I would argue that there is more nuance to selling into SMB than having great self service technology and a cost model based on SaaS. Although people think SMB and Consumer segment are similar as a result of the fragmented nature of the markets , there are actually some significant dissimilarities. SMB's make decisions in groups typically influenced by a large Enterprise facilitator. i.e Doctor's would buy office software that works with the files their hospital uses. Insurance agents will typically buy their Insurance carrier recommended IT software. In a lot of cases Enterprise IT vendors sell to associations and groups ,realizing the actual sale with the SMB business; as a result the assumption that you cannot have direct sales for SMB is not true. Assuming that having better self service capabilities makes their life simpler is also not necessary true. Their life gets simpler with more factors like better integration with their affiliates.
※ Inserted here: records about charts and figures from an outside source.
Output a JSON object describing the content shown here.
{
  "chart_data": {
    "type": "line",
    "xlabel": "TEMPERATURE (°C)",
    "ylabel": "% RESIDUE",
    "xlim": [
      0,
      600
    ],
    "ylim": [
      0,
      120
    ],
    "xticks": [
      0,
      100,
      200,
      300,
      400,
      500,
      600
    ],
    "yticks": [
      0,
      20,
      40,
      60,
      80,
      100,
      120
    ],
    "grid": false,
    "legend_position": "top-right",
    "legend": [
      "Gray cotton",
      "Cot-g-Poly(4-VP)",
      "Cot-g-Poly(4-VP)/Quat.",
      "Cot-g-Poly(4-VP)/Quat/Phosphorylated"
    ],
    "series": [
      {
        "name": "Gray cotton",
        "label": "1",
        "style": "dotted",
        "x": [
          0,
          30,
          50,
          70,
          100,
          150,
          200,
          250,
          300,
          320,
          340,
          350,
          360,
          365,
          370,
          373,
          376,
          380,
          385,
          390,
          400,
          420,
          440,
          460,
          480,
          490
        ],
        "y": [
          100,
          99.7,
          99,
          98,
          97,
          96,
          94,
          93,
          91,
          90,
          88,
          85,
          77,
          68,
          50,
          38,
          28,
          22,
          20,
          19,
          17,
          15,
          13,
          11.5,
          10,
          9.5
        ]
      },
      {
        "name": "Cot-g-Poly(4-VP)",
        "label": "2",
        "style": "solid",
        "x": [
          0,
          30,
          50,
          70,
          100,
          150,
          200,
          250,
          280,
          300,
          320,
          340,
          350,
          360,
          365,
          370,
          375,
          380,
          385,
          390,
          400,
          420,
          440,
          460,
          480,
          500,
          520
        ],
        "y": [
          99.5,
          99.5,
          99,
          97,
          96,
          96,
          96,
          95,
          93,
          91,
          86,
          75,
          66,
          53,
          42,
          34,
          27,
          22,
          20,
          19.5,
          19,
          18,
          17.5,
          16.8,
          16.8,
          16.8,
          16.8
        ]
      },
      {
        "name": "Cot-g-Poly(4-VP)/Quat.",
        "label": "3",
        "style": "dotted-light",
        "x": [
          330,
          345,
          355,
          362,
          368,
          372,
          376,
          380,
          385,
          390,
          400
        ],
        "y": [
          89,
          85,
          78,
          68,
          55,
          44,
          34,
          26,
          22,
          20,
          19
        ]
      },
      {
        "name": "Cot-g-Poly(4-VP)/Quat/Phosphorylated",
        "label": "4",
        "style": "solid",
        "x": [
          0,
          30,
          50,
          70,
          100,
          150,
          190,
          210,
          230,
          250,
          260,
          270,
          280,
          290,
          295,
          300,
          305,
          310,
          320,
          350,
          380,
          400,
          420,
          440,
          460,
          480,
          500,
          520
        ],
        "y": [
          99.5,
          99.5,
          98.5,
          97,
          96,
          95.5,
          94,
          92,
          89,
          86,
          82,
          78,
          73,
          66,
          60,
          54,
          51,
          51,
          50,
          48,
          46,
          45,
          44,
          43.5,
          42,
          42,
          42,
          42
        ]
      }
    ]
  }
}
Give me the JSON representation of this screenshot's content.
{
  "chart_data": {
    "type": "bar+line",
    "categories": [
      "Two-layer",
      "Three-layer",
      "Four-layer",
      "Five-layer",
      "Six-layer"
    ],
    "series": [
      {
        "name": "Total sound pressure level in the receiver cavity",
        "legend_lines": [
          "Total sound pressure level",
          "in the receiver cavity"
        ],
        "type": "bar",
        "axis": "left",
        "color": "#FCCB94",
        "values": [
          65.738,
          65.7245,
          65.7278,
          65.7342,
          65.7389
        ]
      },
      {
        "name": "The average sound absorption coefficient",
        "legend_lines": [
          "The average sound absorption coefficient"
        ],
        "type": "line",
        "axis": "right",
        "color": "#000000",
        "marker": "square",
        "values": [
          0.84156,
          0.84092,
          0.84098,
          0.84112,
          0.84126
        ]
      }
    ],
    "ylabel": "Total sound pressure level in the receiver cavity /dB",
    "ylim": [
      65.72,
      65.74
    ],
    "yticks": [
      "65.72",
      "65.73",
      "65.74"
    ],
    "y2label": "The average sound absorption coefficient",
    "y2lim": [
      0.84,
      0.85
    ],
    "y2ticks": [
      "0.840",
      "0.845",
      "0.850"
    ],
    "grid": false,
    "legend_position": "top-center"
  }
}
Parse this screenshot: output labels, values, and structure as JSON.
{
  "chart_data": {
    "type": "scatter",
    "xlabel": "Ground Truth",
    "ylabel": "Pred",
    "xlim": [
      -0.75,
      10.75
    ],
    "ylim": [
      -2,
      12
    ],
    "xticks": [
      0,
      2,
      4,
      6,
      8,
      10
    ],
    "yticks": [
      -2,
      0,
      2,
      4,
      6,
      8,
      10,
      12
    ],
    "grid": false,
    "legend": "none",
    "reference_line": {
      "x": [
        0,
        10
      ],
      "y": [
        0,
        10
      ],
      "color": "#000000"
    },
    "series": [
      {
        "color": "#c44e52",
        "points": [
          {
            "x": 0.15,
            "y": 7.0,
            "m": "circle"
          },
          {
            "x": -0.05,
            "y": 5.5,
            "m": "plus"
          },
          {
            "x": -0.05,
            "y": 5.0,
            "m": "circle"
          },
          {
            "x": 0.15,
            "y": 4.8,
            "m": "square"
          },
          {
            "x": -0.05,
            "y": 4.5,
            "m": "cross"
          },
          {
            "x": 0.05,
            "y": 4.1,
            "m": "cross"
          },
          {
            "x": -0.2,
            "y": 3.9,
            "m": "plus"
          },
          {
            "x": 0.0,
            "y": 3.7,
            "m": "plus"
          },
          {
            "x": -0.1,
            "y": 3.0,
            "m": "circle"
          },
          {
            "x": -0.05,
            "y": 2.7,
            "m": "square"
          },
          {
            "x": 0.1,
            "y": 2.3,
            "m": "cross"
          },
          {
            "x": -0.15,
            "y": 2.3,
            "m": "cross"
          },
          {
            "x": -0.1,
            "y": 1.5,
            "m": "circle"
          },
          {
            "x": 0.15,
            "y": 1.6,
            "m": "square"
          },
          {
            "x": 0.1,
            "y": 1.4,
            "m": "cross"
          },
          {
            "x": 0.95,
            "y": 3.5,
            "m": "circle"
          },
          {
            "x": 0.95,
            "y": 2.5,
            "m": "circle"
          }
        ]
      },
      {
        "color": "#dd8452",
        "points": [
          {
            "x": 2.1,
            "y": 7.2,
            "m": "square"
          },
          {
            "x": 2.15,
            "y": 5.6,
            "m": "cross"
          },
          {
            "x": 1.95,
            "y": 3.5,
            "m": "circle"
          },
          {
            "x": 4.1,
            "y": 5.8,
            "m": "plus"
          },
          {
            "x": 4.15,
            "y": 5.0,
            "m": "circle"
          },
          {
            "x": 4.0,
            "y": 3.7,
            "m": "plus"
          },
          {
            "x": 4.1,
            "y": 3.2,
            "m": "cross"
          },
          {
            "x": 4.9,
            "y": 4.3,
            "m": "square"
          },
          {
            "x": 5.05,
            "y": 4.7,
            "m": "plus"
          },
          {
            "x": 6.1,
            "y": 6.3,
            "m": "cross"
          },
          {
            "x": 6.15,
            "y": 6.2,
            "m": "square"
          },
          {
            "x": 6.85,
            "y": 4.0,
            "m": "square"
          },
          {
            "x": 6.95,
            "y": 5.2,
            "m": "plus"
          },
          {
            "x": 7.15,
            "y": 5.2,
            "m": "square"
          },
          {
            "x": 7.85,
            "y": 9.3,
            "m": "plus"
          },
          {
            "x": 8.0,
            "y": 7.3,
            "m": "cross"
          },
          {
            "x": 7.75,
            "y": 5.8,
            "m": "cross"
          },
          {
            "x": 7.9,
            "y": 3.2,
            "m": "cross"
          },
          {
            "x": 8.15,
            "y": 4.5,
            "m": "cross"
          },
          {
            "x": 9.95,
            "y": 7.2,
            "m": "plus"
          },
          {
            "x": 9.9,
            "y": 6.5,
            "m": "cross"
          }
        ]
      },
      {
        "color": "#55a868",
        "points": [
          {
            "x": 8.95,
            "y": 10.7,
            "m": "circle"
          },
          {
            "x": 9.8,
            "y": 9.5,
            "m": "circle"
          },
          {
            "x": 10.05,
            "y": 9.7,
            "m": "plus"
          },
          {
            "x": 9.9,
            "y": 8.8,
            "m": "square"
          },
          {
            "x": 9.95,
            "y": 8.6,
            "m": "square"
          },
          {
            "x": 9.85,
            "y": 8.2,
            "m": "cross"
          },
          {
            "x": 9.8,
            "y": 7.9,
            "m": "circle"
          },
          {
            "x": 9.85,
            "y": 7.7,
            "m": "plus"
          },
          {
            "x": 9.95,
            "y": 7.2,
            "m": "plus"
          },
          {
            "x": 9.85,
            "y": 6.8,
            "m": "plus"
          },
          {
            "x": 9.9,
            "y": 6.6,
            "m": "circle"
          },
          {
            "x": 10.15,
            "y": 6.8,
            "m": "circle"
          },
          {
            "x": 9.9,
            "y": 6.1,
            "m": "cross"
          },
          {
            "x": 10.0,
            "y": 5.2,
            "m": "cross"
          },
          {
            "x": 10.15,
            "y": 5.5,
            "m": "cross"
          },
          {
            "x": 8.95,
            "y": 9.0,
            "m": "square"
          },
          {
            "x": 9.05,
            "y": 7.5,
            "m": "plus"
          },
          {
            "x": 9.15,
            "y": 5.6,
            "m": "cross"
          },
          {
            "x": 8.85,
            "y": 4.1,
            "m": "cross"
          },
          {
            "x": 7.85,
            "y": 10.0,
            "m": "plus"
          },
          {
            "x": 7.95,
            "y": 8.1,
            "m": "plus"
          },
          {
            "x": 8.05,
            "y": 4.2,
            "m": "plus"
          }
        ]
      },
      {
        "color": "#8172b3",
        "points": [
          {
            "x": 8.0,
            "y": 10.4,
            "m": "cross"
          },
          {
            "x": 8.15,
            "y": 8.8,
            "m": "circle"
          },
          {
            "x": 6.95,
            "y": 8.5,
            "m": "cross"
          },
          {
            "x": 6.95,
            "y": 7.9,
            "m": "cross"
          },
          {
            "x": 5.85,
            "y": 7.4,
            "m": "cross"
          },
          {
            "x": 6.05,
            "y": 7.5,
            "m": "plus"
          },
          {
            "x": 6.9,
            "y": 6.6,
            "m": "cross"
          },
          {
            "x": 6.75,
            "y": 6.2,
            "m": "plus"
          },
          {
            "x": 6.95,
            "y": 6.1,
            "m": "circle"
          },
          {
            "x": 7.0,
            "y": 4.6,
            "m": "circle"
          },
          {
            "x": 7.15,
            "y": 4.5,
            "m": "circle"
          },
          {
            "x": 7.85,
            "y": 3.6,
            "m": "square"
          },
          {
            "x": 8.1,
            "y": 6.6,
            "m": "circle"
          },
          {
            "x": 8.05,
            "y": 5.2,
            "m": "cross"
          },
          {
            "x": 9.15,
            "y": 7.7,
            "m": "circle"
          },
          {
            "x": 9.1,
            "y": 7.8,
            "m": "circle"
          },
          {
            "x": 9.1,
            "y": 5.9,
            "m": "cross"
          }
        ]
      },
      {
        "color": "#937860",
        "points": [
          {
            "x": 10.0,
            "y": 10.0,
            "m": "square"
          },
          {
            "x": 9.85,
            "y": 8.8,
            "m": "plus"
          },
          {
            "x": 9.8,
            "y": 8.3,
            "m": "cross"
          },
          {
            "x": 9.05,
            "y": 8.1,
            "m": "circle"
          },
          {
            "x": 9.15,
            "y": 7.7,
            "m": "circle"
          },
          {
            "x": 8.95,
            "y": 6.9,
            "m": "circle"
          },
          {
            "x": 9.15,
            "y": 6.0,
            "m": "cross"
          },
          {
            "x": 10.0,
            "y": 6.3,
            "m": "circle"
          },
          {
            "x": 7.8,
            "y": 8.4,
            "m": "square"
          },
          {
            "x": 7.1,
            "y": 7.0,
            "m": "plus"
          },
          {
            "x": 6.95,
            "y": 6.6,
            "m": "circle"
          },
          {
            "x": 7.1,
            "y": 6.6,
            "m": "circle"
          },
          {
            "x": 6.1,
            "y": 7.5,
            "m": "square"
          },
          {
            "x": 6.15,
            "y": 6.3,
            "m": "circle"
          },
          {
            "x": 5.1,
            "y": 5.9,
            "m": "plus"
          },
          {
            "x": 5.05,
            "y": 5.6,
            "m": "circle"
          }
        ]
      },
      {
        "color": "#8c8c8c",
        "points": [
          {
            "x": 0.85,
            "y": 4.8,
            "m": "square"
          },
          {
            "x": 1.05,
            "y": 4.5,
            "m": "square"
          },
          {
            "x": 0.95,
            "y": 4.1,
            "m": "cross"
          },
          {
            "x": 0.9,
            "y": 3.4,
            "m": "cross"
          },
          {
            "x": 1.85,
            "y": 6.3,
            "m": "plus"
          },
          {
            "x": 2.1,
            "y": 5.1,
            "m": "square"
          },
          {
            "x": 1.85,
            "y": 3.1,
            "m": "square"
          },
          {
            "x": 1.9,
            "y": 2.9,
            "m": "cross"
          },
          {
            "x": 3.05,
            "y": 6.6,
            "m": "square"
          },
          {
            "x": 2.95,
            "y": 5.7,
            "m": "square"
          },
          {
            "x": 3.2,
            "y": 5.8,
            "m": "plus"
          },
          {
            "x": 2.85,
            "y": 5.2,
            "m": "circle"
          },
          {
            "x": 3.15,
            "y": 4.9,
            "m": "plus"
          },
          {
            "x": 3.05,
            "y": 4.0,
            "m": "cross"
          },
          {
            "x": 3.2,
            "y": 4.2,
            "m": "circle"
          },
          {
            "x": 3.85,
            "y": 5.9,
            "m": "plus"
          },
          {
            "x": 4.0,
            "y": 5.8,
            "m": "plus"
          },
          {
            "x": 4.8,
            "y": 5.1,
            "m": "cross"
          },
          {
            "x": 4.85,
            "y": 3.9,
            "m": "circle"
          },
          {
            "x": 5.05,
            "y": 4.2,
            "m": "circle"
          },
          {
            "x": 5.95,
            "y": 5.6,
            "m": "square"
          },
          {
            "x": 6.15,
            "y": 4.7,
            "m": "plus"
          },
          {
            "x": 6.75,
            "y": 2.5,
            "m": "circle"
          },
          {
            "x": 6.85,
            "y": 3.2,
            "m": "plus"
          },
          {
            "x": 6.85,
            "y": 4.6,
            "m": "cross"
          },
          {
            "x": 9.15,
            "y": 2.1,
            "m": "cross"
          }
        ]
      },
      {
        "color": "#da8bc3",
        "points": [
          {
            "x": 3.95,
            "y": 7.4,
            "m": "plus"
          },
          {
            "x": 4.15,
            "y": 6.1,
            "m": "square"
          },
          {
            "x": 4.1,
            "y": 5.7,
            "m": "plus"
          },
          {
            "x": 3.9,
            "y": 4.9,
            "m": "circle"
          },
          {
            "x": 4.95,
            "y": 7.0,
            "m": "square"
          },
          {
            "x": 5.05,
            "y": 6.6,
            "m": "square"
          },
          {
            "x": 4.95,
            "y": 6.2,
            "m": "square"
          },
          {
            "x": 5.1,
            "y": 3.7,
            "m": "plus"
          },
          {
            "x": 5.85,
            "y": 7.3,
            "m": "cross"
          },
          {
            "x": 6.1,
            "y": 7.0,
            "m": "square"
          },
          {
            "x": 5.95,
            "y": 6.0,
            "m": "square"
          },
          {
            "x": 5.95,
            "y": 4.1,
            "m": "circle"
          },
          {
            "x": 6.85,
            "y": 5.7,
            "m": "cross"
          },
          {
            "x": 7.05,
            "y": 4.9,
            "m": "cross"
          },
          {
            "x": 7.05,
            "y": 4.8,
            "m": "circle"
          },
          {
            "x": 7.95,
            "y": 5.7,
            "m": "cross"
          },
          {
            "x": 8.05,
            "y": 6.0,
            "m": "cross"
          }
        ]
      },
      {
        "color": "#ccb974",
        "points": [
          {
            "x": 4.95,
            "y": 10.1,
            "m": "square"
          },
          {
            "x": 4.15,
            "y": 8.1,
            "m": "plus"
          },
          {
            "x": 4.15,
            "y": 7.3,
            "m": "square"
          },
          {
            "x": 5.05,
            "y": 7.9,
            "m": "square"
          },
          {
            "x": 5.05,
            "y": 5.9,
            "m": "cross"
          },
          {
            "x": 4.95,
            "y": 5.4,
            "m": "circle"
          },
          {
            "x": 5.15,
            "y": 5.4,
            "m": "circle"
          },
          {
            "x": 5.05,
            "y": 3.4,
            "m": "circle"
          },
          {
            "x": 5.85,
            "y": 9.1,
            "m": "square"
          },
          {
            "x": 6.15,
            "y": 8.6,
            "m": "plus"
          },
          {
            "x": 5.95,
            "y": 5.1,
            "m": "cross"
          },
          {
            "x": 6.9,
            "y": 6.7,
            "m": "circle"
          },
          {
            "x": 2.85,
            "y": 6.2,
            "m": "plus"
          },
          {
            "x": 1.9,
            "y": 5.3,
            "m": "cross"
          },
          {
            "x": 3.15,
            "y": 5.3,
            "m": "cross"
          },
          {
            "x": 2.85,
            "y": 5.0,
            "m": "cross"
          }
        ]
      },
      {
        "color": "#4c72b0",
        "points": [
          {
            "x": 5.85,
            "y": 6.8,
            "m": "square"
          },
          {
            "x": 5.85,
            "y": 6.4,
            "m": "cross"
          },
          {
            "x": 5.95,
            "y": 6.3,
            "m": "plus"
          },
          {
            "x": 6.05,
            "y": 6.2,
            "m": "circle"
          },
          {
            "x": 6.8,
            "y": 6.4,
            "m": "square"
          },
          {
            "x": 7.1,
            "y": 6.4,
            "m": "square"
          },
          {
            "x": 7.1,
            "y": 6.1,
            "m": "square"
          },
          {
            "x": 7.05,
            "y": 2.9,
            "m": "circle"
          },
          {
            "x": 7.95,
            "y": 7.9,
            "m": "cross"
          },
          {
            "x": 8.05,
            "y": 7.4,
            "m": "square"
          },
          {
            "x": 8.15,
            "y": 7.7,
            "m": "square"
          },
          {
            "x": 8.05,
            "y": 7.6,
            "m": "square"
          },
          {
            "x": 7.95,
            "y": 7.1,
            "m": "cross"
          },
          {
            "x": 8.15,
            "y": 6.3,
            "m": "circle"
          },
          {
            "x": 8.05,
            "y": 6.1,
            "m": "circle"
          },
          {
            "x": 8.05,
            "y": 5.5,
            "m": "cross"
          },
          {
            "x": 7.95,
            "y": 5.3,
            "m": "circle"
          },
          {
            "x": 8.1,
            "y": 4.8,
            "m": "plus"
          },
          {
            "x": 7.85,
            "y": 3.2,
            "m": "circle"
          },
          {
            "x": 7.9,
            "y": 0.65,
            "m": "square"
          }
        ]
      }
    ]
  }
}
So to play in the SMB technology space you need to have a platform provider that aligns all the relevant players. Microsoft has been this platform provider untill now. People like SAP understood this and focused on the Enterprise Solutions that integrated the SMB into the Enterprise processes but did not enter the SMB space per se.

Google is trying to be the new platform provider as a result of the platform moving to the web. So the opportunity now exists for start-up's the bet on the success of this platform and hence be successful.

1 comments:

Shankar said...
July 20, 2009 at 10:27 AM  

SMB ENTERPRISE SOFTWARE SALES & PLATFORMS

Great point on the realities of selling to the SMB market. You are right about SMB customers being influenced by the platforms of their larger business partners. An SMB is more likely to buy a more expensive and difficult-to-use software application that works with a partner's ERP software than one that is SAAS, easy to get started-on etc. VCs often do not understand the motivation of buyers.